In a comment to my last post, Summer asked about some suggestions for telescopes. Since other's may be interested too, instead of answering her by email I'll just post the information here.
There are 2 basic types of telescopes to consider. Refracting and reflecting. (There is a 3rd that combines the 2 concepts called Schmidt-Cassegrain.)
Refracting telescopes are the ones that people typically think of when they think "telescope." They contain a series of lenses stacked inside a tube.
This one is an example of a refracting telescope. Low cost refracting scopes can be good for looking at the moon, planets, star clusters, and near galaxies. High cost ones can offer greater clarity but come at a very high cost for good optics.
The downside of refracting scopes is size. They are long and often have a small diameter lens. Longer telescopes are little more cumbersome to store, transport, and set up. Small diameter scopes mean less light gets in so deep sky objects (or dim objects) are much harder to see.
A reflecting telescope uses a series of mirrors instead of lenses to bounce the image through the tube and focus it in the eyepiece. These types can be shorter without sacrificing focal length and offer a much larger diameter for capturing more light.
The downside to reflecting telescopes is the image gets flipped upside-down when you view it. So aligning objects in the eyepiece can be a little tricky at first until you get used to it. Left is right and up is down. (The trick is, instead of thinking about moving the telescope, think about moving the object. If the moon is too far to the left then instead of moving the telescope to the left, move the moon to the right.) So, a flipped image, not that big of a deal, unless you also want to use this telescope for terrestrial viewing. That is, observing animals or far-away objects on earth. A refracting telescope image will be oriented correctly.
Most reflectors have an open tube design that is subject to gathering dust, dew, or other junk on the mirrors that will degrade the quality of the image and may need to be cleaned if dirty. Cleaning these optics can be very tricky as it usually requires disassembly. And disassembly means reassembly which is even more tricky and requires special tools to align or collimate the optics. They all come with dust caps though, so keeping them covered when not in use and being careful outdoors to not use in a very dusty area will keep things clean for a long time.
If you want to gather a lot of light you need a large diameter lens or mirror. The larger the diameter the more light that gets collected and the brighter the objects. With more light you can see nebulae better and galaxies really pop. Also, the larger the diameter the larger the useful magnification. Meaning you get more detail at larger magnifications.
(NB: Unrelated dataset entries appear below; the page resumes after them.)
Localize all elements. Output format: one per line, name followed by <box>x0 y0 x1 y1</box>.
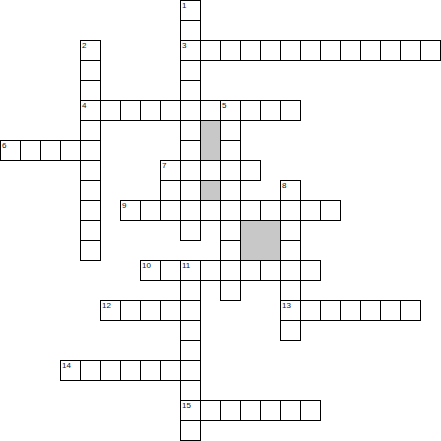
grid-cell[interactable] <box>180 160 201 181</box>
grid-cell[interactable] <box>380 40 401 61</box>
grid-cell[interactable] <box>320 300 341 321</box>
grid-cell[interactable]: 8 <box>280 180 301 201</box>
grid-cell[interactable] <box>220 120 241 141</box>
grid-cell[interactable] <box>160 360 181 381</box>
grid-cell[interactable] <box>80 200 101 221</box>
grid-cell[interactable]: 2 <box>80 40 101 61</box>
grid-cell[interactable]: 4 <box>80 100 101 121</box>
grid-cell[interactable] <box>260 40 281 61</box>
clue-number: 1 <box>182 1 186 10</box>
grid-cell[interactable] <box>280 200 301 221</box>
grid-cell[interactable] <box>260 400 281 421</box>
grid-cell[interactable] <box>300 40 321 61</box>
grid-cell[interactable] <box>180 360 201 381</box>
grid-cell[interactable] <box>20 140 41 161</box>
grid-cell[interactable] <box>360 300 381 321</box>
grid-cell[interactable] <box>200 200 221 221</box>
grid-cell[interactable] <box>280 240 301 261</box>
grid-cell[interactable] <box>220 180 241 201</box>
grid-cell[interactable] <box>240 40 261 61</box>
grid-cell[interactable]: 10 <box>140 260 161 281</box>
grid-cell[interactable] <box>240 160 261 181</box>
grid-cell[interactable] <box>360 40 381 61</box>
clue-number: 12 <box>102 301 111 310</box>
blocked-cell <box>200 120 221 141</box>
grid-cell[interactable] <box>260 260 281 281</box>
grid-cell[interactable] <box>280 220 301 241</box>
clue-number: 7 <box>162 161 166 170</box>
grid-cell[interactable] <box>400 40 421 61</box>
grid-cell[interactable] <box>160 100 181 121</box>
grid-cell[interactable] <box>220 280 241 301</box>
grid-cell[interactable] <box>180 320 201 341</box>
grid-cell[interactable] <box>420 40 441 61</box>
grid-cell[interactable] <box>220 220 241 241</box>
grid-cell[interactable] <box>300 200 321 221</box>
grid-cell[interactable] <box>220 160 241 181</box>
grid-cell[interactable] <box>180 20 201 41</box>
grid-cell[interactable] <box>180 200 201 221</box>
grid-cell[interactable] <box>200 260 221 281</box>
grid-cell[interactable] <box>140 300 161 321</box>
grid-cell[interactable] <box>80 240 101 261</box>
grid-cell[interactable] <box>180 100 201 121</box>
grid-cell[interactable] <box>260 200 281 221</box>
grid-cell[interactable] <box>180 420 201 441</box>
grid-cell[interactable] <box>80 160 101 181</box>
grid-cell[interactable] <box>320 40 341 61</box>
grid-cell[interactable] <box>220 400 241 421</box>
grid-cell[interactable] <box>80 120 101 141</box>
grid-cell[interactable] <box>300 300 321 321</box>
clue-number: 6 <box>2 141 6 150</box>
grid-cell[interactable] <box>160 200 181 221</box>
grid-cell[interactable] <box>180 340 201 361</box>
grid-cell[interactable] <box>280 100 301 121</box>
grid-cell[interactable] <box>380 300 401 321</box>
grid-cell[interactable] <box>80 140 101 161</box>
clue-number: 4 <box>82 101 86 110</box>
clue-number: 9 <box>122 201 126 210</box>
grid-cell[interactable] <box>180 80 201 101</box>
grid-cell[interactable] <box>160 260 181 281</box>
grid-cell[interactable] <box>140 360 161 381</box>
grid-cell[interactable] <box>220 200 241 221</box>
grid-cell[interactable] <box>200 160 221 181</box>
grid-cell[interactable] <box>240 100 261 121</box>
grid-cell[interactable] <box>180 380 201 401</box>
grid-cell[interactable] <box>160 300 181 321</box>
grid-cell[interactable] <box>120 300 141 321</box>
grid-cell[interactable] <box>240 260 261 281</box>
grid-cell[interactable] <box>100 100 121 121</box>
grid-cell[interactable] <box>80 180 101 201</box>
grid-cell[interactable] <box>220 240 241 261</box>
grid-cell[interactable]: 15 <box>180 400 201 421</box>
grid-cell[interactable] <box>140 100 161 121</box>
blocked-cell <box>260 220 281 241</box>
grid-cell[interactable] <box>40 140 61 161</box>
blocked-cell <box>260 240 281 261</box>
grid-cell[interactable] <box>200 100 221 121</box>
clue-number: 10 <box>142 261 151 270</box>
grid-cell[interactable] <box>200 40 221 61</box>
grid-cell[interactable] <box>180 60 201 81</box>
grid-cell[interactable]: 3 <box>180 40 201 61</box>
grid-cell[interactable]: 1 <box>180 0 201 21</box>
grid-cell[interactable] <box>80 60 101 81</box>
clue-number: 15 <box>182 401 191 410</box>
grid-cell[interactable] <box>280 40 301 61</box>
grid-cell[interactable] <box>340 300 361 321</box>
grid-cell[interactable] <box>280 400 301 421</box>
grid-cell[interactable] <box>140 200 161 221</box>
clue-number: 8 <box>282 181 286 190</box>
grid-cell[interactable]: 7 <box>160 160 181 181</box>
grid-cell[interactable] <box>300 260 321 281</box>
grid-cell[interactable] <box>340 40 361 61</box>
grid-cell[interactable]: 13 <box>280 300 301 321</box>
grid-cell[interactable] <box>100 360 121 381</box>
grid-cell[interactable] <box>60 140 81 161</box>
grid-cell[interactable] <box>220 140 241 161</box>
grid-cell[interactable] <box>220 40 241 61</box>
clue-number: 2 <box>82 41 86 50</box>
clue-number: 3 <box>182 41 186 50</box>
grid-cell[interactable] <box>280 320 301 341</box>
grid-cell[interactable] <box>180 180 201 201</box>
grid-cell[interactable]: 5 <box>220 100 241 121</box>
grid-cell[interactable] <box>80 360 101 381</box>
grid-cell[interactable] <box>180 220 201 241</box>
blocked-cell <box>240 220 261 241</box>
grid-cell[interactable]: 12 <box>100 300 121 321</box>
grid-cell[interactable] <box>80 220 101 241</box>
grid-cell[interactable] <box>180 140 201 161</box>
grid-cell[interactable] <box>220 260 241 281</box>
grid-cell[interactable] <box>260 100 281 121</box>
grid-cell[interactable]: 14 <box>60 360 81 381</box>
grid-cell[interactable]: 6 <box>0 140 21 161</box>
clue-number: 5 <box>222 101 226 110</box>
grid-cell[interactable]: 11 <box>180 260 201 281</box>
clue-number: 14 <box>62 361 71 370</box>
grid-cell[interactable] <box>180 300 201 321</box>
grid-cell[interactable] <box>400 300 421 321</box>
clue-number: 11 <box>182 261 190 270</box>
grid-cell[interactable] <box>120 360 141 381</box>
grid-cell[interactable] <box>200 400 221 421</box>
blocked-cell <box>200 140 221 161</box>
grid-cell[interactable] <box>80 80 101 101</box>
crossword-board: 123456789101112131415 <box>0 0 441 441</box>
grid-cell[interactable] <box>180 120 201 141</box>
grid-cell[interactable] <box>180 280 201 301</box>
grid-cell[interactable] <box>240 400 261 421</box>
grid-cell[interactable] <box>280 280 301 301</box>
grid-cell[interactable] <box>120 100 141 121</box>
blocked-cell <box>240 240 261 261</box>
grid-cell[interactable] <box>160 180 181 201</box>
grid-cell[interactable] <box>240 200 261 221</box>
grid-cell[interactable] <box>320 200 341 221</box>
grid-cell[interactable]: 9 <box>120 200 141 221</box>
blocked-cell <box>200 180 221 201</box>
clue-number: 13 <box>282 301 291 310</box>
grid-cell[interactable] <box>300 400 321 421</box>
grid-cell[interactable] <box>280 260 301 281</box>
Focal length is used to determine how large the objects will appear through the eyepiece. The larger the focal length the larger the object. Eyepieces also have a focal length that works just the opposite. The "smaller" the eyepiece the larger the object. You can calculate the magnification by just dividing the telescope focal length by the eyepiece focal length. For example: a 700mm focal length will have a 28x magnification (28 times bigger than viewing with the naked eye) when using a 25mm lens (700mm/25mm=28x) or a 70x magnification with a 10mm lens (700mm/10mm=70x). A 350mm focal length would have half the magnification potential of 700mm with the same eyepieces (350mm/25mm=14x).
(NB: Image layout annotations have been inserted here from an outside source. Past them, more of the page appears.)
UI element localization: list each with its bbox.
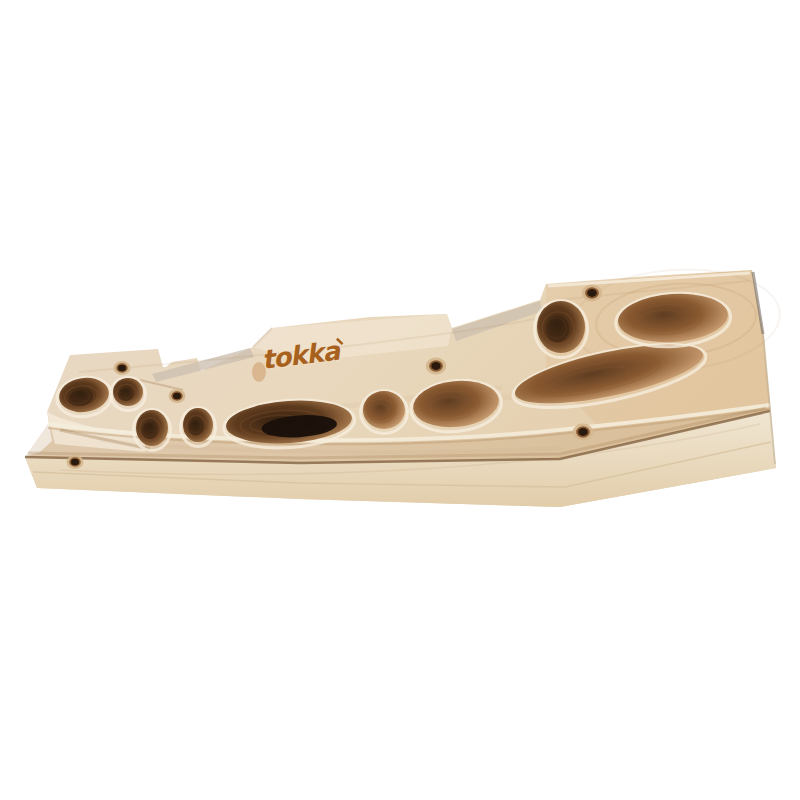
screw-hole-rail-left [67, 455, 84, 469]
screw-hole-tab-top [114, 361, 131, 375]
hangboard-photo: tokka tokka [0, 0, 800, 800]
pocket-top-right-round [535, 301, 588, 358]
pocket-left-tab-round [111, 378, 146, 411]
screw-hole-top-right [582, 285, 602, 302]
pocket-mid-round-1 [134, 410, 171, 451]
screw-hole-lower-right [573, 424, 593, 441]
product-photo-canvas: tokka tokka [0, 0, 800, 800]
screw-hole-mid-center [426, 358, 446, 375]
screw-hole-mid-left [169, 389, 186, 403]
pocket-mid-round-3 [361, 391, 408, 434]
pocket-mid-round-2 [181, 408, 216, 447]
A motorized mount is great for a beginner. They typically come with a simple hand-held computerized keypad that can find objects for you. If set up accurately you don't have to know where Saturn or Andromeda are to be able to find them. They also can continuously move the scope for you to track the movement of the sky. (Yes, it's the earth that is rotating, but from the perspective of the viewer it's the sky that's moving.) And at high magnifications the objects can move out of the eyepiece very rapidly. The on-board computer can also take you on a sky tour and show you things you may not have previously known about.
However, motor mounts can really cause the price to jump. They also can take some time and finesse to set up. The computer needs to get everything aligned before it can accurately find objects and reliably track them. This can be fun or frustrating depending on your personality. The tripod needs to be leveled. Then the scope gets leveled and aimed north. Then you begin the alignment by entering the time and date, location on earth (nearest city or lat/long), and aligning to 2 stars. If done right and if the batteries are fresh it can make for a great night of viewing. But if done wrong or your batteries begin to die (and they do eat through batteries in just a few nights) it can quickly lead to frustration and packing things up early.
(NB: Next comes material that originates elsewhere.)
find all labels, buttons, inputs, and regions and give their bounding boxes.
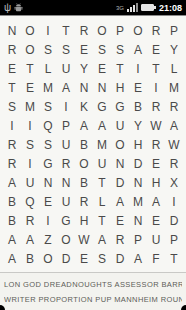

Telescopes without a motor mount do force you to learn the sky though, and that can be very beneficial to having a good time without the extra complicated setup or relying on battery power.
Some telescopes that don't come with a motor mount can sometimes be upgraded by buying the mount separately. This is not typical though. So if this is something you want to do to spread out the starting expense then be very careful to see if this is an option for the scope you are interested in.
The bare minimum accessories that I recommend for a beginner are:
25mm eyepiece (most scopes come with this)
Barlow lens (this doubles the magnification of any eyepiece)
Lunar filter (cuts the glare and gives greater contrast)
A star chart, the very simple and cheap rotating type
A field guide to astronomy
A protective case for storage and transport (many scopes just come packed in styrofoam and cardboard and this is not suitable for constant use)
A flashlight with a red filter (so you can see in the dark without affecting your night vision)
There are many other filters available and can be bought individually or in a pack. Color filters are good for bringing out planetary, nebula, or galaxy details. A light pollution filter is good to filter out the wavelength of light typical to city lights. A solar filter is a must for any viewing of sun spots or solar eclipse. (Most filters screw on to the eyepiece, but solar filters attach to the outside of the telescope where the light enters. This protects the optics from getting damaged by the heat of the sun.)
If your scope can handle the higher magnification then a 3.5mm eyepiece is also good to have.
Purchasing accessories can really break the bank though, so keep them in mind when setting your budget.
Other notable things
I recommend sticking to well known names (Orion, Celestron, Meade, Edmund Scientific).
Make sure the eyepiece tube of any scope you buy takes a standard eyepiece size of 1.25" or 2". The 1.25" size is typical for most scopes and has more and affordable accessories.